- Tadikonda
- Interactive Map Outlining mandal
- Tadikonda mandal Location in Andhra Pradesh, India
- Country: India
- State: Andhra Pradesh
- District: Guntur
- Established: 1985
- Headquarters: Tadikonda

Government
- • Body: Mandal Parishad
- • Tehsildar: G. Anil Kumar

Area
- • Total: 194.23 km^{2} (74.99 sq mi)
- Elevation: 35 m (115 ft)

Population (2011)
- • Total: 67,962
- • Density: 349.90/km^{2} (906.25/sq mi)

Languages
- • Official: Telugu
- Time zone: UTC+5:30 (IST)
- PIN: 522236
- Vehicle registration: AP 39
- Website: guntur.ap.gov.in

= Tadikonda mandal =

Tadikonda mandal is one of the 18 mandals in Guntur district of the Indian state of Andhra Pradesh.
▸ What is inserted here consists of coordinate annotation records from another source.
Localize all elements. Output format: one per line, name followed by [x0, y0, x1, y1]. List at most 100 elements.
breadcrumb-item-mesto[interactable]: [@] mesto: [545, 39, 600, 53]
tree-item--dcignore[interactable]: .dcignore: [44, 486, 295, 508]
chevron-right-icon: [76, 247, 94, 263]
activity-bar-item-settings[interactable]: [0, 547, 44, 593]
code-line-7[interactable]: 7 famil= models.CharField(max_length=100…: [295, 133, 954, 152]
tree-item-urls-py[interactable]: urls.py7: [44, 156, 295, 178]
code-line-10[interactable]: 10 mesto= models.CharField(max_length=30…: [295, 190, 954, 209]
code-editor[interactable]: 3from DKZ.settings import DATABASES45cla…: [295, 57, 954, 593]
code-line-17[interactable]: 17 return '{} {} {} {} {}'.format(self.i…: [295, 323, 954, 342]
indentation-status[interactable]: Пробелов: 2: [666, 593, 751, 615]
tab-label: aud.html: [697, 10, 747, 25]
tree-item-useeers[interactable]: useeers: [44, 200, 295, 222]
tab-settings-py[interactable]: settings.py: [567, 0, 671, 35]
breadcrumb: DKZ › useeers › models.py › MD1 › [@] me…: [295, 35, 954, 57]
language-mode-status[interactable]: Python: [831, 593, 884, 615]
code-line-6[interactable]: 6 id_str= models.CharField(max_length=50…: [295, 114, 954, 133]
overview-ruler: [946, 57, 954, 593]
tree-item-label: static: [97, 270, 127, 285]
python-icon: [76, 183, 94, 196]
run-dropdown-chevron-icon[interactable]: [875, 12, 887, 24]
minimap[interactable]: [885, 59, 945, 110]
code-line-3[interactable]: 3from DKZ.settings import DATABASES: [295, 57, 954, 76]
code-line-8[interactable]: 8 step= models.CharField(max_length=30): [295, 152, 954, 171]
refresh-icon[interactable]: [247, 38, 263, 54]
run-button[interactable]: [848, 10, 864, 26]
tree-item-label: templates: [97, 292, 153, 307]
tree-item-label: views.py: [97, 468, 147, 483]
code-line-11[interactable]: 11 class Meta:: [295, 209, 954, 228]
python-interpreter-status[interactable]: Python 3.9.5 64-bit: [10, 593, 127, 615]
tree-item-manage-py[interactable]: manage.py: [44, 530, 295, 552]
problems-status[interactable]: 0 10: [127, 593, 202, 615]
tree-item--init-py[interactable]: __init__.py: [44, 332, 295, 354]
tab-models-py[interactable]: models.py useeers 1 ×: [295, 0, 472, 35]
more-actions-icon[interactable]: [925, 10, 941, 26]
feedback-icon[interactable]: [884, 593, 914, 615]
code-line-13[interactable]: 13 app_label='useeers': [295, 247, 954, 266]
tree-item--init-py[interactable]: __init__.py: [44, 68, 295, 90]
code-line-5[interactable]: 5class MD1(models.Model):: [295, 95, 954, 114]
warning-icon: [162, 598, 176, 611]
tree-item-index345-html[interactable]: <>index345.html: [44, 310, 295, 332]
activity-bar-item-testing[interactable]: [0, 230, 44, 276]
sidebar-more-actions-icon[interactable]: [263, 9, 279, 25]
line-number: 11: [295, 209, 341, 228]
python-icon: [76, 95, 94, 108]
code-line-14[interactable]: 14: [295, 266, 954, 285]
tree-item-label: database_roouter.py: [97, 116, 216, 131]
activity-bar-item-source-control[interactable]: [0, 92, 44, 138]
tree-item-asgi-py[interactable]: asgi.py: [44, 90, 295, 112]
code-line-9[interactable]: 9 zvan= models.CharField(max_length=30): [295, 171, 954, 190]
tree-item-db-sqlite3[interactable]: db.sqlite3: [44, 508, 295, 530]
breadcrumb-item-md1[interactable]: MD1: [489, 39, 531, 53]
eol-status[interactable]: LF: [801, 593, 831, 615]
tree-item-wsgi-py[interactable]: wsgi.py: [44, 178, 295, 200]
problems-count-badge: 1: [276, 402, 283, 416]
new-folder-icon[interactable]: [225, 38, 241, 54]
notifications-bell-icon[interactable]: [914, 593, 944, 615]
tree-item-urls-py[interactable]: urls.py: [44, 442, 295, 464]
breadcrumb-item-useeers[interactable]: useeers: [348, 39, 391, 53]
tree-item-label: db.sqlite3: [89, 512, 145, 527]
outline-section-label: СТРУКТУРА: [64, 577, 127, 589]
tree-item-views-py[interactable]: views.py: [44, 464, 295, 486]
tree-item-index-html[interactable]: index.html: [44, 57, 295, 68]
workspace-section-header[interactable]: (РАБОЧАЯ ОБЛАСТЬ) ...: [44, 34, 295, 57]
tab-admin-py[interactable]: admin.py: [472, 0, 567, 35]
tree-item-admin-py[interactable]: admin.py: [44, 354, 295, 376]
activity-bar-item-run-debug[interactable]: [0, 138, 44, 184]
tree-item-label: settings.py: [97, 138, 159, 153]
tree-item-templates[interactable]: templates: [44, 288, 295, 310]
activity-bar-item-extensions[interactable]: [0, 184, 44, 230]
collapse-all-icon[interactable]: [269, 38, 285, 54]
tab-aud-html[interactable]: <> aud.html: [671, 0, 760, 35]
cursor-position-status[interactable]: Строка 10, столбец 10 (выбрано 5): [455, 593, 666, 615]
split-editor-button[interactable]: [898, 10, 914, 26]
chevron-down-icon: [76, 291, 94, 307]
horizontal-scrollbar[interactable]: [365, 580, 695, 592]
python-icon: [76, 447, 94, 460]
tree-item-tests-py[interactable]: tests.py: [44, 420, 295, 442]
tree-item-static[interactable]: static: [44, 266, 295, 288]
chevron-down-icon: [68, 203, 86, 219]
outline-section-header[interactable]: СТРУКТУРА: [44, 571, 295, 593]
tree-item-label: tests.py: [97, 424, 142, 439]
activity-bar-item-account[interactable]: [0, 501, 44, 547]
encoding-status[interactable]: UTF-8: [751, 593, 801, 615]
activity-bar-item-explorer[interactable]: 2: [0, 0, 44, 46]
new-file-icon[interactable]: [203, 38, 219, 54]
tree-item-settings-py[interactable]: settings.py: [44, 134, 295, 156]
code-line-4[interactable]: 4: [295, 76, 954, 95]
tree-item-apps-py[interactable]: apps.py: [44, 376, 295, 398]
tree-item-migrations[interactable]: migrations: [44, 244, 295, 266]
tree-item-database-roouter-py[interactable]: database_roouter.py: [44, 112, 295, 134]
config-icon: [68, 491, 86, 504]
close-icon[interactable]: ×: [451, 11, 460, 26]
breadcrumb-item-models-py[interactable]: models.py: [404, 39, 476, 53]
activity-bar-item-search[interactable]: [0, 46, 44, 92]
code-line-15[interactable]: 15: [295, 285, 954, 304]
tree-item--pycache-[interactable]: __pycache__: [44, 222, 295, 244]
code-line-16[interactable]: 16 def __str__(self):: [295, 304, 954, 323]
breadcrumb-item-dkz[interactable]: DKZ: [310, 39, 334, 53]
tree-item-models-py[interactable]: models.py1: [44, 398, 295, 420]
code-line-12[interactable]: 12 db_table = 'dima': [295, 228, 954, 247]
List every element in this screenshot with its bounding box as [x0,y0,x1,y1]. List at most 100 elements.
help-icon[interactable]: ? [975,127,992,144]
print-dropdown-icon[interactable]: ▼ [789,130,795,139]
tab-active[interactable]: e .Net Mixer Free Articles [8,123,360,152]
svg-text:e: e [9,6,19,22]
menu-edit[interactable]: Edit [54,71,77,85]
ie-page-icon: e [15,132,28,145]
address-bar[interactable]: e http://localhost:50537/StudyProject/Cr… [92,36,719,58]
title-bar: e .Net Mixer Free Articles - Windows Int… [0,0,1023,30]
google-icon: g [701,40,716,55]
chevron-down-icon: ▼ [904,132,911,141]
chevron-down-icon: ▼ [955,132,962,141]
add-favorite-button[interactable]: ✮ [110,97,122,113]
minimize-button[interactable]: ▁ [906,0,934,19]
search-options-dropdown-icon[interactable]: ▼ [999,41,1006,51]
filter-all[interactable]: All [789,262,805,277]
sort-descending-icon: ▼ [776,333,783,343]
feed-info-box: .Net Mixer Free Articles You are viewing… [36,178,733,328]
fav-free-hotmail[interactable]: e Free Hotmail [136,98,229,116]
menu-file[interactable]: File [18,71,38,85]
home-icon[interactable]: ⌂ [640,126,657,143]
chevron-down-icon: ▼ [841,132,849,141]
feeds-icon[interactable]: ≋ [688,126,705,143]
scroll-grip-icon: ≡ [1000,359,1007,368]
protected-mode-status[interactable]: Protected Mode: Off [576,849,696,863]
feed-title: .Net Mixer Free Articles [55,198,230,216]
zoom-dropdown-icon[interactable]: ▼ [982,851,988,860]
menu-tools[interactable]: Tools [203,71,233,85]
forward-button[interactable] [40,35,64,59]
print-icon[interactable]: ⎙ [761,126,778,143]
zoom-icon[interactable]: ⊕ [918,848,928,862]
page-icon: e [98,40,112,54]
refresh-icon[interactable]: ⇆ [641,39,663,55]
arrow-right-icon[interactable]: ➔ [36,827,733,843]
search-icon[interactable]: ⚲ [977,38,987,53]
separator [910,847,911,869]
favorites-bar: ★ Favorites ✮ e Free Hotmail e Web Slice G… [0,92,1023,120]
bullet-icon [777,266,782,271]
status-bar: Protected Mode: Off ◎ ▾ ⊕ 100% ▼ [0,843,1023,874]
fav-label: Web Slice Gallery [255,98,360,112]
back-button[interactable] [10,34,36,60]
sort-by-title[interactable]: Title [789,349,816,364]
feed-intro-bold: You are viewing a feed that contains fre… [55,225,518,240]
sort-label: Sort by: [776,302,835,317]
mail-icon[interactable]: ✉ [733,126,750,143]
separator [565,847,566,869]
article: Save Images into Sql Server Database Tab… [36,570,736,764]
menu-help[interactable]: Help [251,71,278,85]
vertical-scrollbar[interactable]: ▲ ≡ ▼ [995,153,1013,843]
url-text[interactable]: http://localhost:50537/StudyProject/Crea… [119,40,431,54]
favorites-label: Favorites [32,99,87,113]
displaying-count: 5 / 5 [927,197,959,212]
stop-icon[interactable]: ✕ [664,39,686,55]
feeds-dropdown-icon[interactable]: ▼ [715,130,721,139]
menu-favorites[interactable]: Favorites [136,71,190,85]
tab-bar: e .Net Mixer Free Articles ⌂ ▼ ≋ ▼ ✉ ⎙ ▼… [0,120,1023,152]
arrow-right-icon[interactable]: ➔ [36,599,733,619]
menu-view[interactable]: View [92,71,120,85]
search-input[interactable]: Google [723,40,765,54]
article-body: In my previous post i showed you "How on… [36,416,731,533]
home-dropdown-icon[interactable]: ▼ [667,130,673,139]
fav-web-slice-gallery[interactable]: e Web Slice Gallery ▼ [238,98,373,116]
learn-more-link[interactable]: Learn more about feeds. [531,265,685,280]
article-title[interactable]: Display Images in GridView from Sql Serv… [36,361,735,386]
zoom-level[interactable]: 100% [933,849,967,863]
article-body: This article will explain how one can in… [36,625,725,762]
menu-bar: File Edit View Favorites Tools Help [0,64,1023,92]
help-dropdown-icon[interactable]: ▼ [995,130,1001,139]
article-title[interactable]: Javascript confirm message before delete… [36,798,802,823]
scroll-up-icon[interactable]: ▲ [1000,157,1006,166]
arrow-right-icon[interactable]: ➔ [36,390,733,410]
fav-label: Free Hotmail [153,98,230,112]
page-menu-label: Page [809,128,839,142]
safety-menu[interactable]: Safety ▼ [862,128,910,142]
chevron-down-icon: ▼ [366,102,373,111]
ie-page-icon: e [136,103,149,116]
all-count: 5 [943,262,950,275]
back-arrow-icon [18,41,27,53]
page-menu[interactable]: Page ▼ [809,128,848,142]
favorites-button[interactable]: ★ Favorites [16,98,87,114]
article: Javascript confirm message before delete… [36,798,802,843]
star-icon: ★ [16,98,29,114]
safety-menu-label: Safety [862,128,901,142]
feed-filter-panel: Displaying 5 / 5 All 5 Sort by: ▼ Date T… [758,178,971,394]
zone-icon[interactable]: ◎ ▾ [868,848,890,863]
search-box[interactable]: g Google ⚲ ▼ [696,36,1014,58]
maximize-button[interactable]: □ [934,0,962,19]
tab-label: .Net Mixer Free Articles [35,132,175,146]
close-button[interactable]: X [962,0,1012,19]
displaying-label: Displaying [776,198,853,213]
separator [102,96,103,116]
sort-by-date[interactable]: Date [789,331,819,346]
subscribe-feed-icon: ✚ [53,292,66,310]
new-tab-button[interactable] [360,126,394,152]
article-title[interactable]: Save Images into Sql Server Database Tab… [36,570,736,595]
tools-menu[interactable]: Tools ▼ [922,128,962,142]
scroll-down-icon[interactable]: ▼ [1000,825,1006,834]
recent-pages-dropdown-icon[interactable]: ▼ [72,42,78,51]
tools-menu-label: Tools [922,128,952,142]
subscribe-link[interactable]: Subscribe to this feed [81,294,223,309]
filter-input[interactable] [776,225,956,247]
The mandal is under the administration of Guntur revenue division and the headquarters are located at Tadikonda.

== Demographics ==
As of 2011 census, the mandal had a population of 67,962. The total population constitute, 33,655 males and 34,305 females —a sex ratio of 1019 females per 1000 males. 6,683 children are in the age group of 0–6 years.

== Towns and villages ==
As of 2011 census, the mandal has 12 villages.
The settlements in the mandal are listed below:
1. Pamulapadu
2. Bejatpuram
3. Lachannagudipudi
4. Mothadaka
5. Nidumukkala
6. Tadikonda
7. Ponnekallu
8. Ravela
9. Bandarupalle
10. Damarapalle
11. Lam
12. Kantheru

== Administration ==
The mandal forms a part of the Andhra Pradesh Capital Region under the jurisdiction of APCRDA. It is under the control of a tahsildar and the present tahsildar is G. Anil Kumar

== Politics ==
Tadikonda mandal is one of the mandals under Tadikonda Assembly constituency of Guntur Lok Sabha constituency in the state of Andhra Pradesh.

== Education ==

The mandal plays a major role in education for the rural students of the nearby villages. The primary and secondary school education is imparted by government, aided and private schools, under the School Education Department of the state. As per the school information report for the academic year 2015–16, the mandal has more than 7,592 students enrolled in over 63 schools.

==Transport==
Buses are available at regular timings between Guntur and Tadikonda. Guntur is 18 km from Tadikonda.
Nearest Railway Station is Guntur Junction Railway Station located at 20 km.